2020 has been especially isolating for me--I am married to a health care worker who carefully preserves a single-wear mask for weeks at a time. Every time he works, he might bring Covid home. The fear takes up way too much space in my brain way too much of the time. I am unwilling to risk passing the disease to anyone, so I isolate all the time. I still Zoom with my writing group and I've joined a new anti-racism book club that meets on Zoom (I've actually made friends in quarantine).
I couldn't work at all for the first few months as we figured out this new normal - and tried to prepare for so many unknowns. I probably gathered too many dried beans. Our adult daughters moved home for several months. I relished the opportunity to spend quality time with them--while they chafed at their suddenly stunted lives, so it was a weird mix of fun and existential angst. Way too much angst.
I have managed so much stress in 2020. I have also found a new way to work.
I've always focused on one project at a time. In 2020 that left me with too many days when I couldn't find the mental space to work on my next chapter. Or I'd be too busy researching home air filters. Or looking for new recipes for dried beans.

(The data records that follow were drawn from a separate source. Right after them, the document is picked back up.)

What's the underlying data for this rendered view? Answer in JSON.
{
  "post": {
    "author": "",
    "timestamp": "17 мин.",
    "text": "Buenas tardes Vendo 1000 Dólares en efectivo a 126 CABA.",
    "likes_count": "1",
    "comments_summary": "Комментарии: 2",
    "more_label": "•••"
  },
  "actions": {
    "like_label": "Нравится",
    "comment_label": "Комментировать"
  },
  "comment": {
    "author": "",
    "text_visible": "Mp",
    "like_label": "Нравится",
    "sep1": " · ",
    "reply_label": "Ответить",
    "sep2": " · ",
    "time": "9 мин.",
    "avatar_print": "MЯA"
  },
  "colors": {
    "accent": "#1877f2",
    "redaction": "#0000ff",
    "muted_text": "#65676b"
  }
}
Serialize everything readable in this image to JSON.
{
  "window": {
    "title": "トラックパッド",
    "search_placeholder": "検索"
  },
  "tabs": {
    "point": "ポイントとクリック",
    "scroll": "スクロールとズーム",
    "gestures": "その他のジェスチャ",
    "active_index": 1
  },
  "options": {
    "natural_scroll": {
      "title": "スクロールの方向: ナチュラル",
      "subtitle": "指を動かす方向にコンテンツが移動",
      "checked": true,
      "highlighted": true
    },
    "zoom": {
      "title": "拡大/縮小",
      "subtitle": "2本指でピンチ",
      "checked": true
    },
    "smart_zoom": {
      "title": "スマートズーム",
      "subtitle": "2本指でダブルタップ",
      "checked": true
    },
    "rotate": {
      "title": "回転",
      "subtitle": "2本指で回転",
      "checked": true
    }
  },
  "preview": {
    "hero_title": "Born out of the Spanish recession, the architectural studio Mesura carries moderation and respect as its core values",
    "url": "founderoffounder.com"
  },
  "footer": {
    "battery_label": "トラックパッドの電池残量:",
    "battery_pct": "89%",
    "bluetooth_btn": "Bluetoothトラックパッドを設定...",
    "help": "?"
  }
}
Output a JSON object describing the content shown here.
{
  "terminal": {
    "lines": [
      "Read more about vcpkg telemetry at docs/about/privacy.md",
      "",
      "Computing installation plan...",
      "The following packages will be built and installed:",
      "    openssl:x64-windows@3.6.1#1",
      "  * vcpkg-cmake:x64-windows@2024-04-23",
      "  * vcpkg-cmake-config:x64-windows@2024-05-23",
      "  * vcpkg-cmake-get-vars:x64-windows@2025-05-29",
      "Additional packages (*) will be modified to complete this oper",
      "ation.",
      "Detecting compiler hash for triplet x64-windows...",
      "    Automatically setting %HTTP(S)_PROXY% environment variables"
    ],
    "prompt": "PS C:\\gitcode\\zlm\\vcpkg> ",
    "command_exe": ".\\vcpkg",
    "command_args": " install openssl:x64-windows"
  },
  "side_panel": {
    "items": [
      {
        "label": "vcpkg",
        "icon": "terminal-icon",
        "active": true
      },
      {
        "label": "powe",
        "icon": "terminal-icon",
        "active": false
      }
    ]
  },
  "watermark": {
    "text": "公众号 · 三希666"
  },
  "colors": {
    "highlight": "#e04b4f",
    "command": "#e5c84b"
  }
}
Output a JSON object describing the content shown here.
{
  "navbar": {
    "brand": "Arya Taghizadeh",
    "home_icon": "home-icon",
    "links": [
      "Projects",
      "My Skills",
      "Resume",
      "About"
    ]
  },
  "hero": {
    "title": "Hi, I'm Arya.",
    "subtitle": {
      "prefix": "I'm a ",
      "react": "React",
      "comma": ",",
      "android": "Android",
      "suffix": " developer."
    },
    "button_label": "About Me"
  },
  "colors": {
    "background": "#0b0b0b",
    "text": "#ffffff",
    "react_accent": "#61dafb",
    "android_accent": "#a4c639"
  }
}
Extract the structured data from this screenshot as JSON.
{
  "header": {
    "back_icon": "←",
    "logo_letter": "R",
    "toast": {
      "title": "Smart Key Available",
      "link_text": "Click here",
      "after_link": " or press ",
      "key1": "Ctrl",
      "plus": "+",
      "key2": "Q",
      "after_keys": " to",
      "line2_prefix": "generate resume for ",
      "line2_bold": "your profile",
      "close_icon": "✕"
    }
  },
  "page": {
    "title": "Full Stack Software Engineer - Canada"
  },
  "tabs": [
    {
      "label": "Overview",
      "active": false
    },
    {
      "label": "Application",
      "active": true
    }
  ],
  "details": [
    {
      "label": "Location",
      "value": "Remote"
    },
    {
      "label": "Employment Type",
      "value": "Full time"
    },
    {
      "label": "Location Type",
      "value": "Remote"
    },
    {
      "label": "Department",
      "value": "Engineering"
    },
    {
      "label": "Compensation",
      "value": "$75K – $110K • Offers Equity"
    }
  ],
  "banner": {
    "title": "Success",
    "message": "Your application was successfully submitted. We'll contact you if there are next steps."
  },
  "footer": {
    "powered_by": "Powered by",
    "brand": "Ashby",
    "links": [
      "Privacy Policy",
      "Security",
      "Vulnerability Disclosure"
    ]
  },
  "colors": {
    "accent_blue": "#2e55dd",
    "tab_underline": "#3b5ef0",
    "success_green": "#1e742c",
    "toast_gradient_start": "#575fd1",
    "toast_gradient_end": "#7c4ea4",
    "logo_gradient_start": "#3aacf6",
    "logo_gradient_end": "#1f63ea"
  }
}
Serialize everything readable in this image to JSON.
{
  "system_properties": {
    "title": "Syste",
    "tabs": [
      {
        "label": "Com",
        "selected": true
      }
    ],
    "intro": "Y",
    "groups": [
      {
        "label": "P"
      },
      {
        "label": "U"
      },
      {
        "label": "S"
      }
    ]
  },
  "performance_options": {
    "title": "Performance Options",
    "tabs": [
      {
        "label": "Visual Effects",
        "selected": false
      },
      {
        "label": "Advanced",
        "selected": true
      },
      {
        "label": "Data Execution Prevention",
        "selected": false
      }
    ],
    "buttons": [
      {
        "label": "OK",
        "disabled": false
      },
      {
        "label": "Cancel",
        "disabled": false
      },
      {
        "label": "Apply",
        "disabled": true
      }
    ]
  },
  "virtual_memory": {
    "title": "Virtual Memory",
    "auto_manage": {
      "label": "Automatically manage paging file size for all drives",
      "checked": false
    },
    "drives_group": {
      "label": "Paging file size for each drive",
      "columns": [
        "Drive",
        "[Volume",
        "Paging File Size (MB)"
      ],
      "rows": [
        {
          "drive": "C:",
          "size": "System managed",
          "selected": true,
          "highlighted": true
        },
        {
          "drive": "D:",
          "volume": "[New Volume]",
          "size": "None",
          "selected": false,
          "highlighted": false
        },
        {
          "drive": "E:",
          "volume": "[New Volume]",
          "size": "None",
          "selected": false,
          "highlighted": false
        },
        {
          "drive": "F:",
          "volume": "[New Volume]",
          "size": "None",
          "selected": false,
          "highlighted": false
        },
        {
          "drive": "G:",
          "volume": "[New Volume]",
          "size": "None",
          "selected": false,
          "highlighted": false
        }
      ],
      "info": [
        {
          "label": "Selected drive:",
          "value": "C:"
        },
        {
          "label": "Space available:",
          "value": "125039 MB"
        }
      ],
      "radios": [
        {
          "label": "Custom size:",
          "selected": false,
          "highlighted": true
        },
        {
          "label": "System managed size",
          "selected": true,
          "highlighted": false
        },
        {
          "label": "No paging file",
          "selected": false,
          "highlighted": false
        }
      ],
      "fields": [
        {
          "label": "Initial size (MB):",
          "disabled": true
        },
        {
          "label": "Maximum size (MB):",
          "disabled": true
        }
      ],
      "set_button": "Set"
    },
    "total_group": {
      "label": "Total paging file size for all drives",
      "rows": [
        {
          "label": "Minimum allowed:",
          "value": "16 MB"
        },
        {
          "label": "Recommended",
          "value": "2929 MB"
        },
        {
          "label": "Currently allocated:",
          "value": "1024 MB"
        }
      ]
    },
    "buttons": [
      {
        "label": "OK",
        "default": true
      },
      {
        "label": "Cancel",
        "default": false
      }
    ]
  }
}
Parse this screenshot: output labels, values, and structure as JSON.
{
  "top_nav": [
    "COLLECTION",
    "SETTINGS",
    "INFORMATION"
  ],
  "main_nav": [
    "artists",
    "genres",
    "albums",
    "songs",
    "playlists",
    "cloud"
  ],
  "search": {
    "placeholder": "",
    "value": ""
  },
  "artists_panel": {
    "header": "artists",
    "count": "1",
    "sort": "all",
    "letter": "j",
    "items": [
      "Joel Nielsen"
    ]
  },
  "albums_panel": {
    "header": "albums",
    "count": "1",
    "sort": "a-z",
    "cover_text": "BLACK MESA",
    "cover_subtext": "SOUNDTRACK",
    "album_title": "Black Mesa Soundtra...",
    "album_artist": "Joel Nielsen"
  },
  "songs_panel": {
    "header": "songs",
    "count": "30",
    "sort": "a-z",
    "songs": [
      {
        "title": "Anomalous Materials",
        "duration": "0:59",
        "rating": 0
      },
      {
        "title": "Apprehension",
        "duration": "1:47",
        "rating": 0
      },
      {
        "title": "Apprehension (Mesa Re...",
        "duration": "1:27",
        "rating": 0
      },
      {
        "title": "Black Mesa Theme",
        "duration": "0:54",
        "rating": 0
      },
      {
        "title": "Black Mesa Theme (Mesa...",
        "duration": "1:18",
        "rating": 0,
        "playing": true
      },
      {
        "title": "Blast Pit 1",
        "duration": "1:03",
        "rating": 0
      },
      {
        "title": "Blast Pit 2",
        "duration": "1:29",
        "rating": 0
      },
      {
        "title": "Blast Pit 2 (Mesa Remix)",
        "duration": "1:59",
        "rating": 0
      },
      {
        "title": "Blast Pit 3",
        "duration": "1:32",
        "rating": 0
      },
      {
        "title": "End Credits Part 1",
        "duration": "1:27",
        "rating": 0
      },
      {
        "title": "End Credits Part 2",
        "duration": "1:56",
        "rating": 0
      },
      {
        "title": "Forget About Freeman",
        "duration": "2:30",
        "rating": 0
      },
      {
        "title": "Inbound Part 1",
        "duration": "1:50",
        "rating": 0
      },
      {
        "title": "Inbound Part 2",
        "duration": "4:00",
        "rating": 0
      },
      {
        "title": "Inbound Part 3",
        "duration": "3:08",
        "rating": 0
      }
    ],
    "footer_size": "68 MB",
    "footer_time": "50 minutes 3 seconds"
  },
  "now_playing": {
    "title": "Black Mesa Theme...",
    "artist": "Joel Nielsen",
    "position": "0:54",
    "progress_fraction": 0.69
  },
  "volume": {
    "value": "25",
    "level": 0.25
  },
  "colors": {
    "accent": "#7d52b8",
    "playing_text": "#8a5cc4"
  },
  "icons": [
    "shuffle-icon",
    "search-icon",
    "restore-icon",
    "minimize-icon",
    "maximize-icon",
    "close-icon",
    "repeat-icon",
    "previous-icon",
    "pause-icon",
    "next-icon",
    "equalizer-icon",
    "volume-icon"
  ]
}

So I decided to work on my next project--something that I've wanted to write forever. Something just for fun. Unlike my WIP it's still perfect in my imagination. Full of possibilities rather than problems that I'll have to wrestle with in revision.
So on the days when I'm feeling focused, I work on my WIP--eight chapters to go--and then SO many revisions to come. So many problems to fix.
On the days when I'm feeling ugh--like the day after my husband's preschool-aged patient lost a parent to Covid, I research my next project. I sit and take notes, even if only for a half hour.
I have also leaned into the isolation--the time away from everything, including self-imposed deadlines. 2020 will end soon, but the aftereffects of this year will continue for a long time. That gives me time to support my family. But it also gives me time to polish my work. No need to rush anything right now.
2020 has helped me find new ways to succeed, and new ways to define success.